Every year, I find myself banging my head against the wall when it comes to the grandparents and holiday gift shopping for my kids.
Without fail, they end up buying all of them tons of crappy toys which
usually my kids didn't ask for. And of course, they are battery operated
and don't seem to have an "off" button.
As grateful as I am that they want to spend money on my kids, I feel
terrible that these toys usually end up getting donated or tossed in the
trash. Plus, we like to play "Santa" for our own kids, which means they
end up with way too many gifts. Talk about spoiled!
So, this year, I've employed a few strategies that I think might have
actually worked. And if you've got grandparents like my kids do, I bet
they'll work for you too!
- 1. Send a list, from the kids. I've tried sending
them ideas that I've come up with on my own, but that never seems to
work for whatever reason. However, if you have the list come from the
kids, in their own handwriting if possible, this really helps them stick
- 2. Give them ideas, rather than specific items.
For my little one who really has no clue what she wants, I give them
some ideas of her specific interests.
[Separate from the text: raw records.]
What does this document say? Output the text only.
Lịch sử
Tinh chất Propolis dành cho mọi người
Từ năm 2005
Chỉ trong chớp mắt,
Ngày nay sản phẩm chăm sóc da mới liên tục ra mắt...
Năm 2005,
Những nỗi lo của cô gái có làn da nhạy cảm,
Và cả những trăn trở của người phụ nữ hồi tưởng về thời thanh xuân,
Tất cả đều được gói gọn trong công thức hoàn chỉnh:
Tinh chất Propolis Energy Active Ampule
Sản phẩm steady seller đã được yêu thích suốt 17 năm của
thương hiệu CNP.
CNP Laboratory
This could actually work with
older kids too if you find the grandparents really hate being limited by
a wish list. If you tell them that she's really into playing with dolls
and already has a crib and a stroller, or that he really loves
Spiderman, then you're letting them choose something on their own but
will hopefully still be appreciated and liked.
- 3. Set some parameters, nicely.
Every year, I ask my in-laws to please not send anything that takes
batteries or anything with lots of pieces, mostly because they drive us
nuts. Of course, we don't say that, but we do tell them that generally
the batteries run out and the pieces get lost and we really want them to
be able to play with the toys as much as possible.
- 4. Ask for experiences, then send photos. My
in-laws are super averse to giving gifts like a museum trip or a
membership to the zoo, however, last year after I convinced them and
took tons of photos of the kids enjoying their gift, they really
understood how great it was and were much more inclined to do it again.
- 5. Cut them some slack. When it
comes down to it, sending gifts is how my in-laws show their love for
the kids, so I've learned over the years to just let it go. Yes, I still
roll my eyes a little, but in the end, it is the season for giving.
Plus, how long do they really play with the skeeball machine and talking
caterpillar? Not very long, especially when the batteries magically
How do you deal with crazy gift giving grandparents at the holidays?